The agreement will allow the pooling of online poker liquidity between the four participating EU Member States, allowing poker players in each country to play against one another online. The agreement entered into force as of July 2017, but requires each participating country to adopt implementing regulations for the agreement to take effect, with implementation expected by the end of 2017 or in early 2018. In Italy, the Parliament will need to adopt a specific legislative measure to implement liquidity sharing; Cambareri notes that “Should the concerns expressed by Senator Mirabelli be shared at the Italian Parliament level, there is a real possibility that the shared liquidity project in Italy will be blocked.” Valérie Peano and Giovanni Carboni, Partners at European Gambling Lawyers & Advisors, add that “the political opinion on gambling opportunities in Italy both offline and online is presently very negative. It is certainly possible to freeze or at least to cause the postponement of new possibilities in this field such as the poker liquidity sharing agreement, at least until the next elections take place in Spring 2018, or later.”

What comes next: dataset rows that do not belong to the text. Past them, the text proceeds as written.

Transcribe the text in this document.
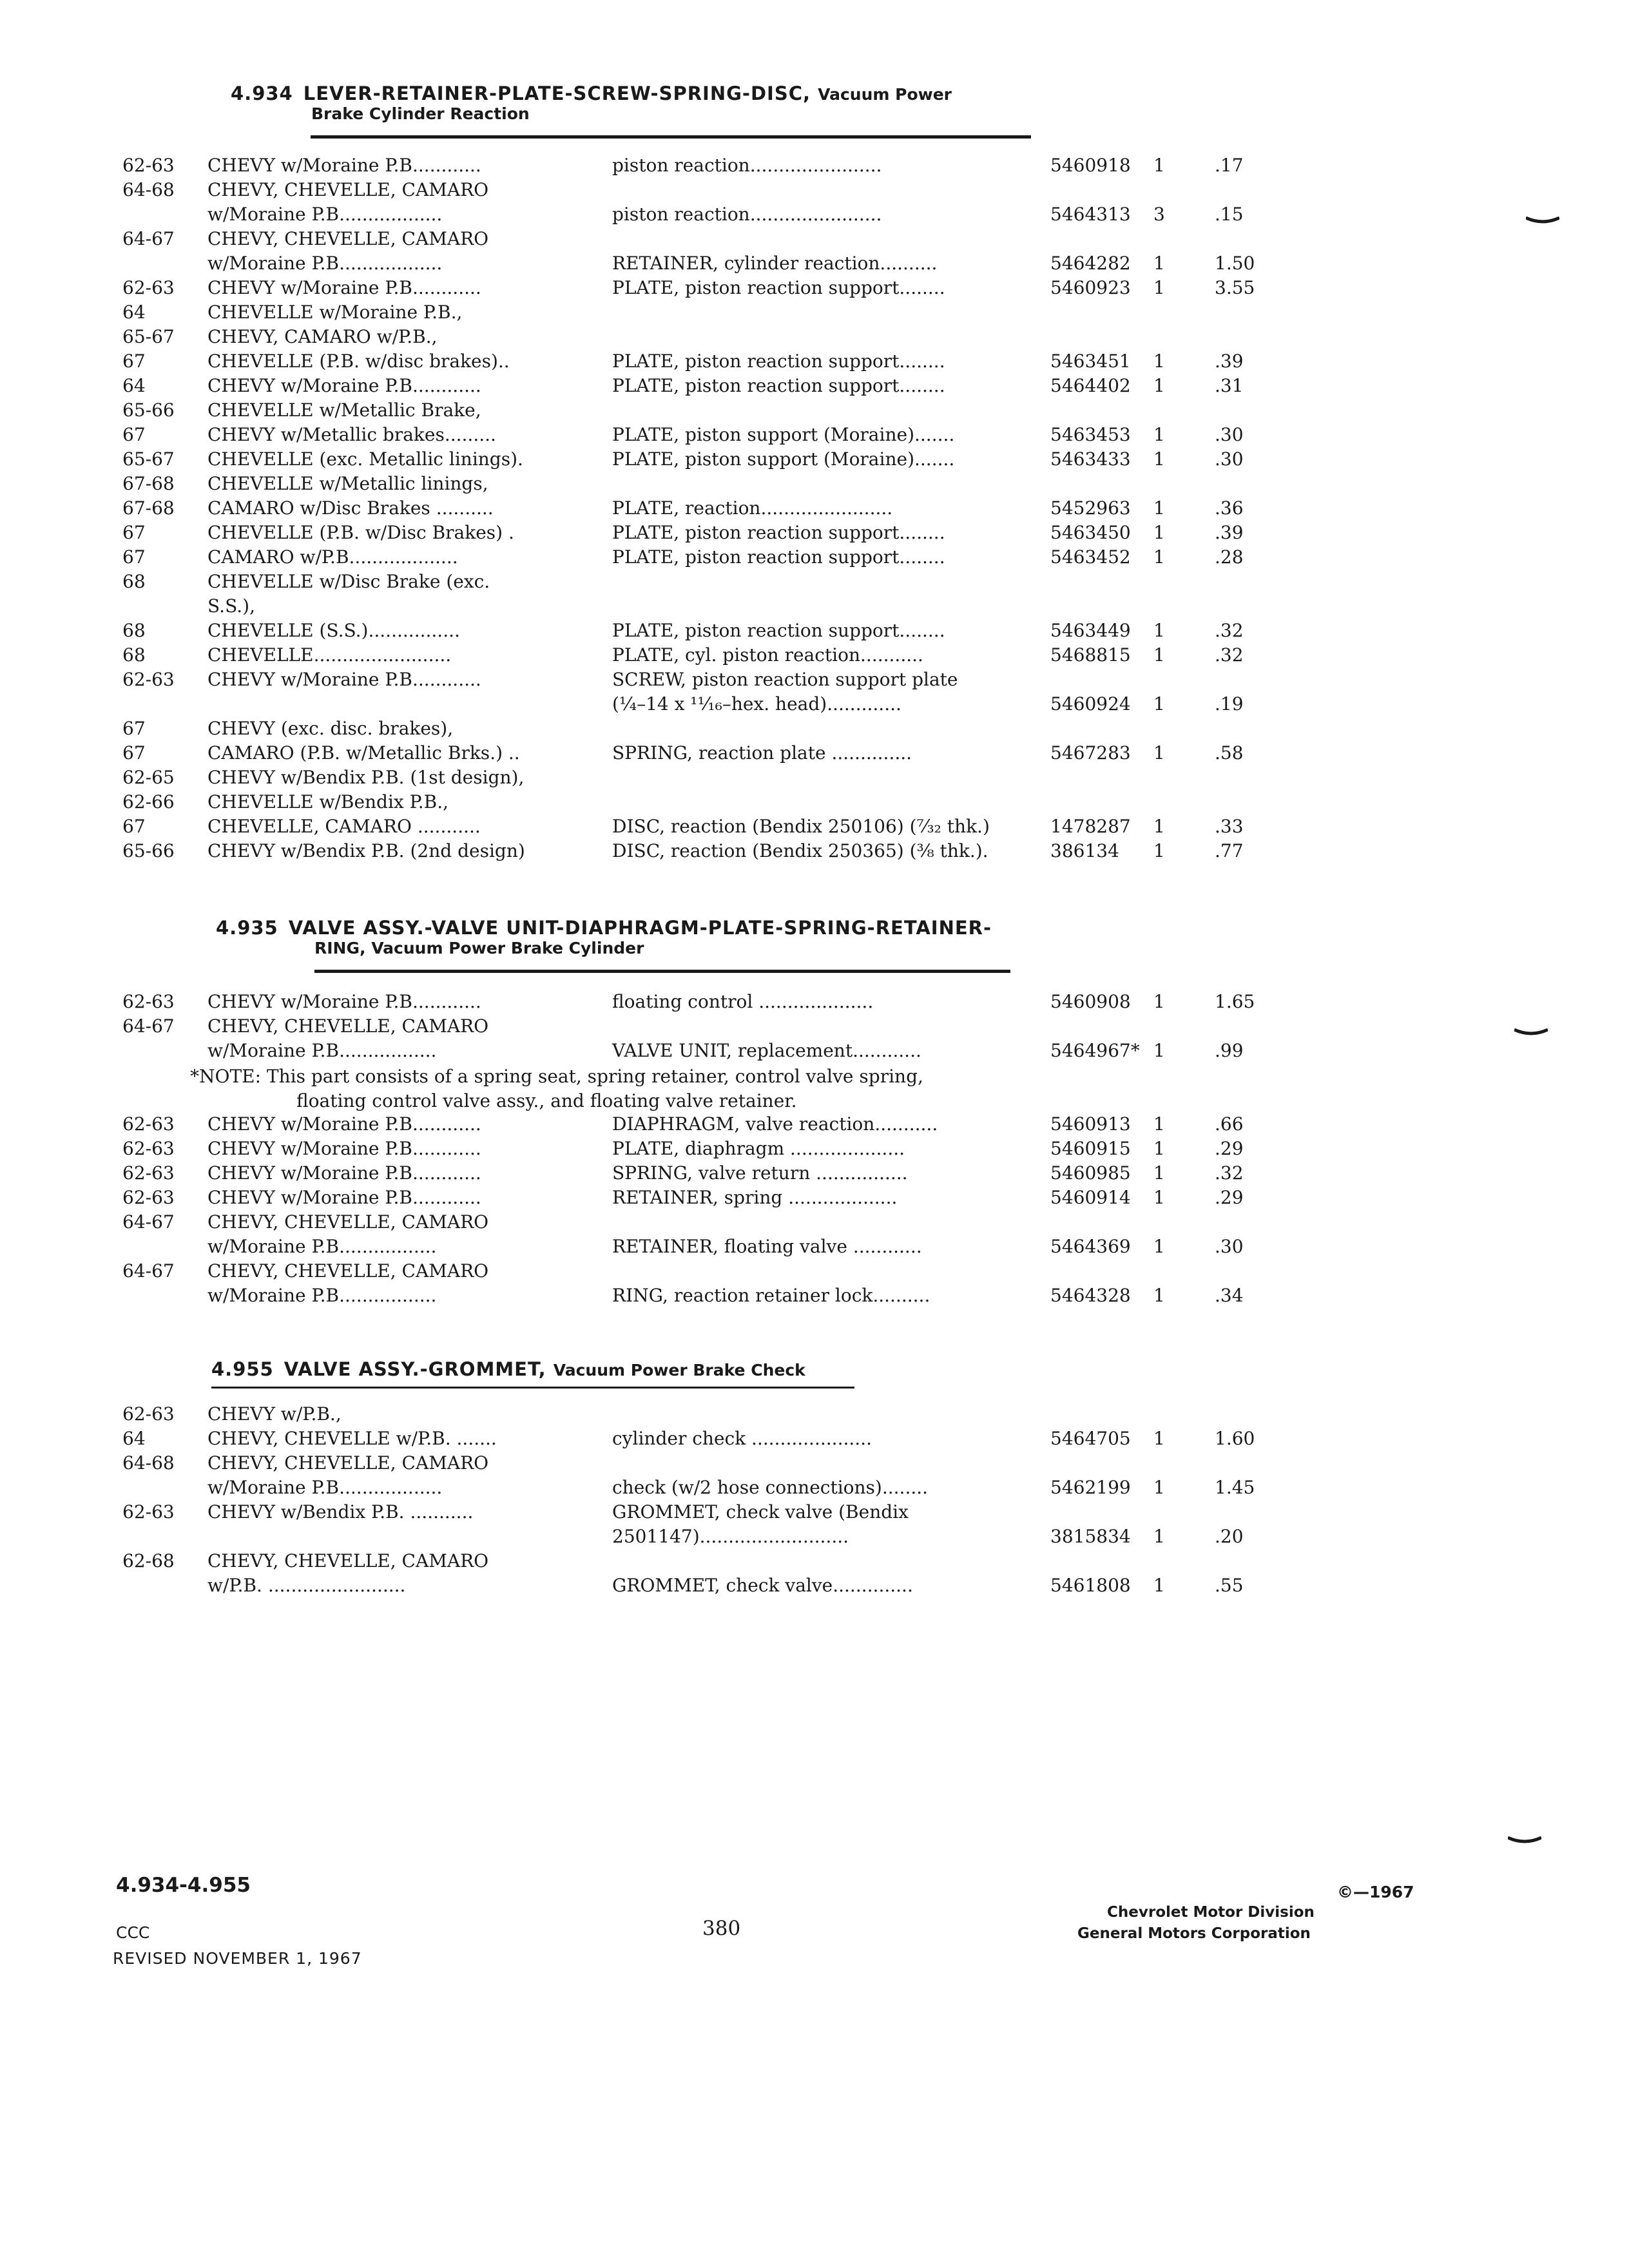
4.934 LEVER-RETAINER-PLATE-SCREW-SPRING-DISC, Vacuum Power
Brake Cylinder Reaction
62-63 CHEVY w/Moraine P.B............	piston reaction.......................	5460918 1	.17
64-68 CHEVY, CHEVELLE, CAMARO
w/Moraine P.B..................	piston reaction.......................	5464313 3	.15
64-67 CHEVY, CHEVELLE, CAMARO
w/Moraine P.B..................	RETAINER, cylinder reaction..........	5464282 1	1.50
62-63 CHEVY w/Moraine P.B............	PLATE, piston reaction support........	5460923 1	3.55
64	CHEVELLE w/Moraine P.B.,
65-67 CHEVY, CAMARO w/P.B.,
67	CHEVELLE (P.B. w/disc brakes)..	PLATE, piston reaction support........	5463451 1	.39
64	CHEVY w/Moraine P.B............	PLATE, piston reaction support........	5464402 1	.31
65-66 CHEVELLE w/Metallic Brake,
67	CHEVY w/Metallic brakes.........	PLATE, piston support (Moraine).......	5463453 1	.30
65-67 CHEVELLE (exc. Metallic linings).	PLATE, piston support (Moraine).......	5463433 1	.30
67-68 CHEVELLE w/Metallic linings,
67-68 CAMARO w/Disc Brakes ..........	PLATE, reaction.......................	5452963 1	.36
67	CHEVELLE (P.B. w/Disc Brakes) .	PLATE, piston reaction support........	5463450 1	.39
67	CAMARO w/P.B...................	PLATE, piston reaction support........	5463452 1	.28
68	CHEVELLE w/Disc Brake (exc.
S.S.),
68	CHEVELLE (S.S.)................	PLATE, piston reaction support........	5463449 1	.32
68	CHEVELLE........................	PLATE, cyl. piston reaction...........	5468815 1	.32
62-63 CHEVY w/Moraine P.B............	SCREW, piston reaction support plate
(¼–14 x ¹¹⁄₁₆–hex. head).............	5460924 1	.19
67	CHEVY (exc. disc. brakes),
67	CAMARO (P.B. w/Metallic Brks.) ..	SPRING, reaction plate ..............	5467283 1	.58
62-65 CHEVY w/Bendix P.B. (1st design),
62-66 CHEVELLE w/Bendix P.B.,
67	CHEVELLE, CAMARO ...........	DISC, reaction (Bendix 250106) (⁷⁄₃₂ thk.)	1478287 1	.33
65-66 CHEVY w/Bendix P.B. (2nd design)	DISC, reaction (Bendix 250365) (³⁄₈ thk.).	386134 1	.77
4.935 VALVE ASSY.-VALVE UNIT-DIAPHRAGM-PLATE-SPRING-RETAINER-
RING, Vacuum Power Brake Cylinder
62-63 CHEVY w/Moraine P.B............	floating control ....................	5460908 1	1.65
64-67 CHEVY, CHEVELLE, CAMARO
w/Moraine P.B.................	VALVE UNIT, replacement............	5464967* 1	.99
*NOTE: This part consists of a spring seat, spring retainer, control valve spring,
floating control valve assy., and floating valve retainer.
62-63 CHEVY w/Moraine P.B............	DIAPHRAGM, valve reaction...........	5460913 1	.66
62-63 CHEVY w/Moraine P.B............	PLATE, diaphragm ....................	5460915 1	.29
62-63 CHEVY w/Moraine P.B............	SPRING, valve return ................	5460985 1	.32
62-63 CHEVY w/Moraine P.B............	RETAINER, spring ...................	5460914 1	.29
64-67 CHEVY, CHEVELLE, CAMARO
w/Moraine P.B.................	RETAINER, floating valve ............	5464369 1	.30
64-67 CHEVY, CHEVELLE, CAMARO
w/Moraine P.B.................	RING, reaction retainer lock..........	5464328 1	.34
4.955 VALVE ASSY.-GROMMET, Vacuum Power Brake Check
62-63 CHEVY w/P.B.,
64	CHEVY, CHEVELLE w/P.B. .......	cylinder check .....................	5464705 1	1.60
64-68 CHEVY, CHEVELLE, CAMARO
w/Moraine P.B..................	check (w/2 hose connections)........	5462199 1	1.45
62-63 CHEVY w/Bendix P.B. ...........	GROMMET, check valve (Bendix
2501147)..........................	3815834 1	.20
62-68 CHEVY, CHEVELLE, CAMARO
w/P.B. ........................	GROMMET, check valve..............	5461808 1	.55
4.934-4.955
CCC
REVISED NOVEMBER 1, 1967
380
©—1967
Chevrolet Motor Division
General Motors Corporation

Specifically, Senator Mirabelli, who is a member of the Italian parliamentary Anti-Mafia Commission, has expressed his concern that, inter alia, international poker liquidity could be used for money laundering, that the liquidity sharing agreement lacks a legislative base, and the Italian Government should in general avoid opening up new opportunities for gambling. He has been joined in speaking out against the liquidity sharing agreement by the Italian Deputy Paola Binetti, who is concerned that the liquidity agreement will encourage illegal activities and lead to a growth in the levels of gambling addiction in Italy.
“The project needs to be implemented with specific common rules by the participating countries in order to avoid the above mentioned risks,” said Cambareri. “As matters currently stand, it is reasonable to say that the shared liquidity project - in its current form - seems to not adequately address this issues.” However, Peano and Carboni believe that “each of [Mirabelli’s] concerns can be challenged,” and further, “These concerns do not consider the aim of the agreement itself to share best practices, enhance controls and exchange information to prevent fraud and collusion.”
The immediate future for the poker liquidity sharing agreement in Italy will not be known until Minister Padoan responds to Senator Mirabelli’s question. “I believe that the other Member States could go ahead without Italy,” said Stefano Sbordoni, Founding Partner at Sbordoni & Partners. “But considering the volume of poker gaming produced in the other countries, I don’t know if, for authorised operators, the sharing of liquidity will be a good deal without Italian players.”